Ähnliches gilt für den Innovationsfonds, eine der echten Neuerungen im Gesetz. 300 Millionen Euro sollen dafür jährlich extrabudgetär aus dem Gesundheitsfonds den Kassen zur Verfügung gestellt werden: drei Viertel des Geldes soll verwendet werden, um Mehrleistungen innovativer Versorgungsformen zu vergüten, ein weiteres Viertel fließt in die Versorgungsforschung.
Aber es gibt beträchtliche Zweifel, ob auf diese Art und Weise tatsächlich die Kreativität der Akteure im Gesundheitswesen gefördert wird: Jeder zweite Facharzt glaubt nicht daran, knapp 40 Prozent der Hausärzte sind skeptisch. Auch hier ist der Anteil der Ärzte, die sich noch kein Urteil haben bilden können, mit 22 Prozent relativ hoch.
Innovationsfonds verpufft
Eine ziemlich starke Mehrheit von 72 Prozent - bei Haus- und Fachärzten gleichermaßen - glaubt vielmehr, dass die geplante Förderung von Innovationen verpuffen und unwirksam bleiben wird. Nur etwa zwölf Prozent der niedergelassenen Ärzte sind gegenteiliger Meinung.
Möglicherweise hat dies auch mit der Organisation des Innovationsfonds und der Art und Weise der Mittelvergabe zu tun.
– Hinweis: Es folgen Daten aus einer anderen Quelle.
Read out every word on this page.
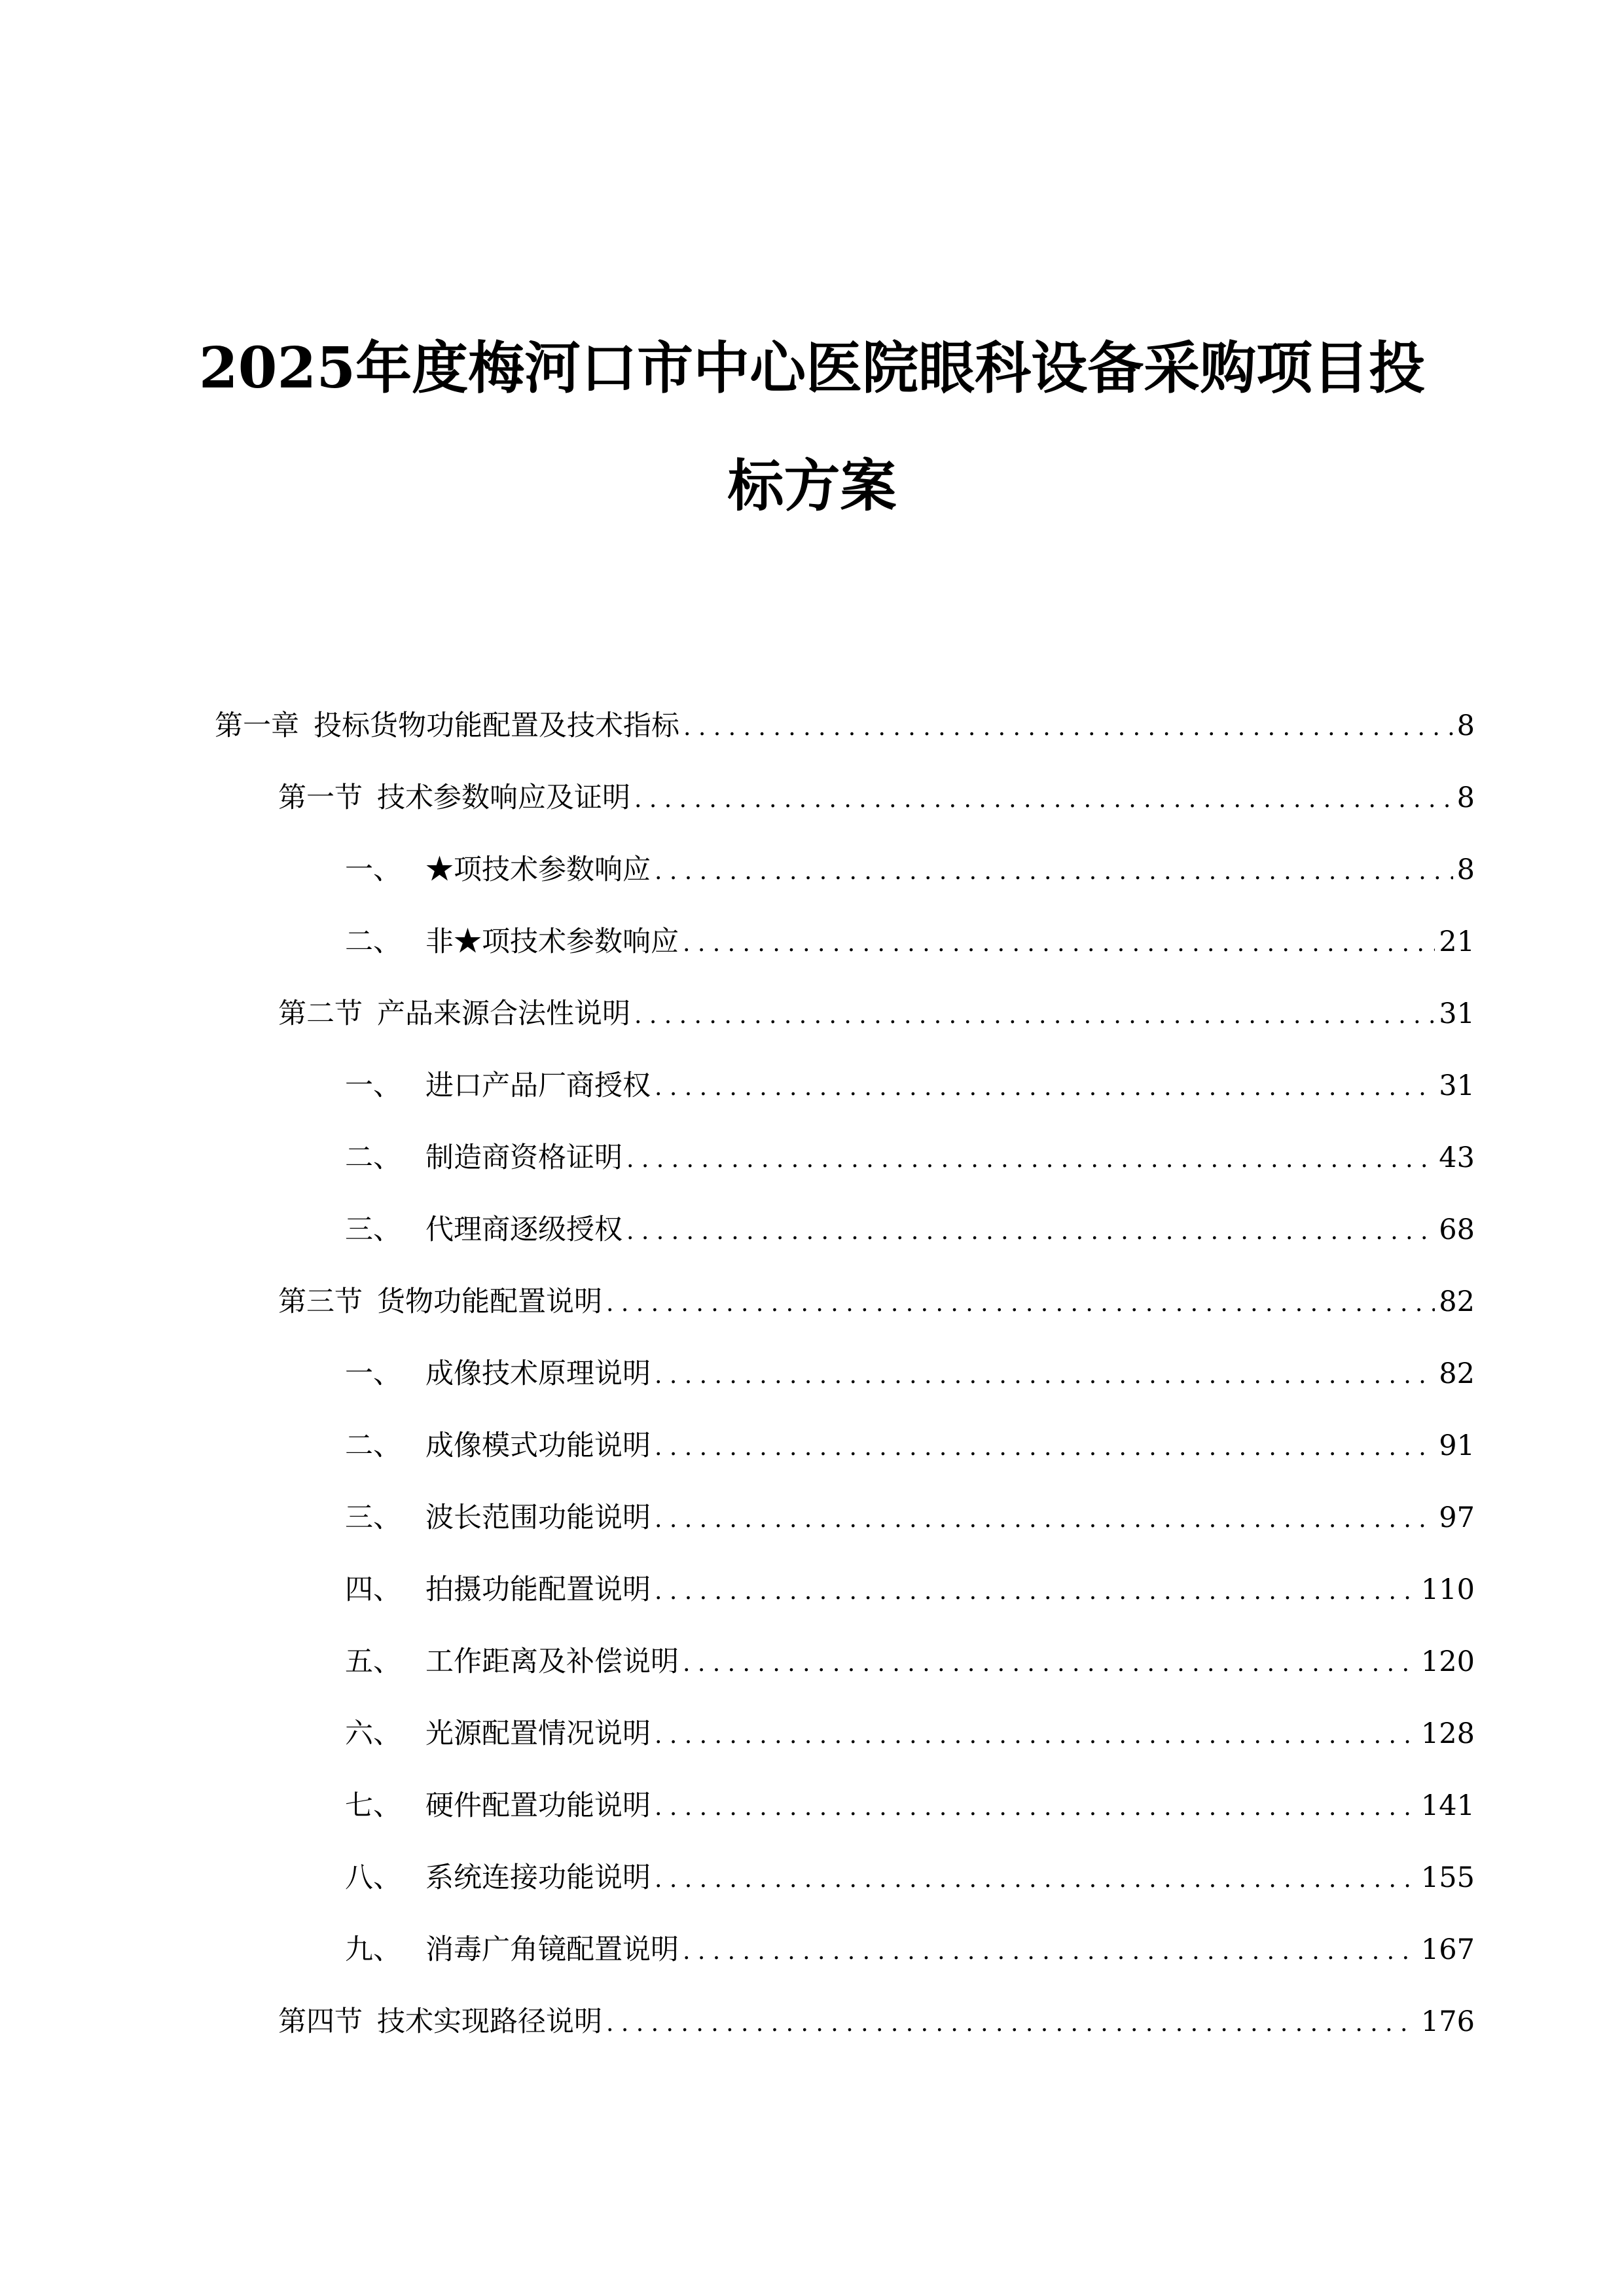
2025年度梅河口市中心医院眼科设备采购项目投
标方案
第一章 投标货物功能配置及技术指标 . . .	8
第一节 技术参数响应及证明 . . .	8
一、 ★项技术参数响应 . . .	8
二、 非★项技术参数响应 . . .	21
第二节 产品来源合法性说明 . . .	31
一、 进口产品厂商授权 . . .	31
二、 制造商资格证明 . . .	43
三、 代理商逐级授权 . . .	68
第三节 货物功能配置说明 . . .	82
一、 成像技术原理说明 . . .	82
二、 成像模式功能说明 . . .	91
三、 波长范围功能说明 . . .	97
四、 拍摄功能配置说明 . . .	110
五、 工作距离及补偿说明 . . .	120
六、 光源配置情况说明 . . .	128
七、 硬件配置功能说明 . . .	141
八、 系统连接功能说明 . . .	155
九、 消毒广角镜配置说明 . . .	167
第四节 技术实现路径说明 . . .	176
Denn geplant ist, dass beim Gemeinsamen Bundesausschuss unter Beteiligung des Bundesgesundheitsministeriums ein Fachausschuss gebildet wird, der über förderwürdige neue Versorgungsformen und Versorgungsforschungsprojekte entscheiden soll.
Innovation, beurteilt und bewertet vom grünen Tisch der Ministerialbeamten und Funktionäre - das ist zu zentralistisch und bürokratisch, sagen 80 Prozent der Ärzte.
CGM Healthmonitor
In regelmäßigen Abständen befragt die Marktforschung von Compugroup Medical (CGM) im Rahmen seines Healthmonitors Ärzte zu gesundheitspolitischen Themen.
An der jüngsten Umfrage Ende November zum Versorgungsstärkungsgesetz nahmen 445 Ärzte, darunter 223 Haus- und 222 Fachärzte teil.
Compugroup Medical ist eines der führenden eHealth-Unternehmen weltweit und erwirtschaftet einen Jahresumsatz von rund 500 Mio. Zu ihren Kunden zählen 400.000 Ärzte, Zahnärzte, Krankenhäuser, Apotheker und Netze sowie sonstigen Leistungserbringer.